Il faut entendre par "esclave" non un individu particulier, mais l'ensemble de toutes les classes sociales qui ont travaillé, les esclaves, les serfs, et par "maître" la classe de ceux qui dominaient, les aristocrates par exemple.

Cf.  La Phénoménologie de l'Esprit.   Rappel des principaux temps :

Les activités des animaux obéissent à deux caractéristiques : 1) L'instinct de survie ou de vie2)  La quête d'un objet réel, concret (nourriture, nid, gîte …)..

Lorsqu'un être se dégage de l'animalité, pour devenir humain, il ne peut le faire que par la négation de ce qui en lui est naturel ou encore animal : le désir de vie et l'objet. Comment ? En désirant "mourir" pour "rien" (en tout cas rien de concret). Qu'est-ce que cela lui apporte ? L'essentiel pour lui : montrer qu'il n'est plus une bête, mais un être tellement au-dessus de la bête, tellement digne qu'on lui doit maintenant le respect, ou plutôt la "reconnaissance", il est un HOMME. La reconnaissance n'est pas un objet. (Hegel parle ici des gens qui préfèrent mourir plutôt que perdre leur honneur). L'analyse qui suit est purement théorique. Elle met en scène deux êtres qui veulent se montrer ou se prouver mutuellement leur "humanité". Leur relation, dans laquelle intervient le travail de l'un au service de l'autre, les modifie peu à peu tous les deux au profit de celui qui travaille. Cette conception est révolutionnaire.
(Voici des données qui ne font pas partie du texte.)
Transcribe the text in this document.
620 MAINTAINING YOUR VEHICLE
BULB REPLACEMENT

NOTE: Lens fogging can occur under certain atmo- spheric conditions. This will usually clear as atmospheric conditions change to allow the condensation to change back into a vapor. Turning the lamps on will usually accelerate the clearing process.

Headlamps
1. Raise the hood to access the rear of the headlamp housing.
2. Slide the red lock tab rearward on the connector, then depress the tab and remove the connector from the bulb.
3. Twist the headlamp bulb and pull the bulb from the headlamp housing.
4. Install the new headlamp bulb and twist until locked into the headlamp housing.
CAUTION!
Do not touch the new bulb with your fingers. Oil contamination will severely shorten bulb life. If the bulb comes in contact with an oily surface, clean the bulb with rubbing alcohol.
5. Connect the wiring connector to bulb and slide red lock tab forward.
1 - Deux "moi" (= deux consciences) s'affrontent, c'est à dire acceptent de risquer leur vie, justement pour signifier que chacun est plus que la vie .(= relation "agonistique" = de combat)

2 - Pendant le combat, l'un des deux a peur. D'une part, il porte sur la mort un regard de lucidité, mais d'autre part, il est soumis à son propre désir de vivre, comme les êtres naturels, il est esclave de la vie. Donc il se rend, il est vaincu. Il devient l'esclave du maître.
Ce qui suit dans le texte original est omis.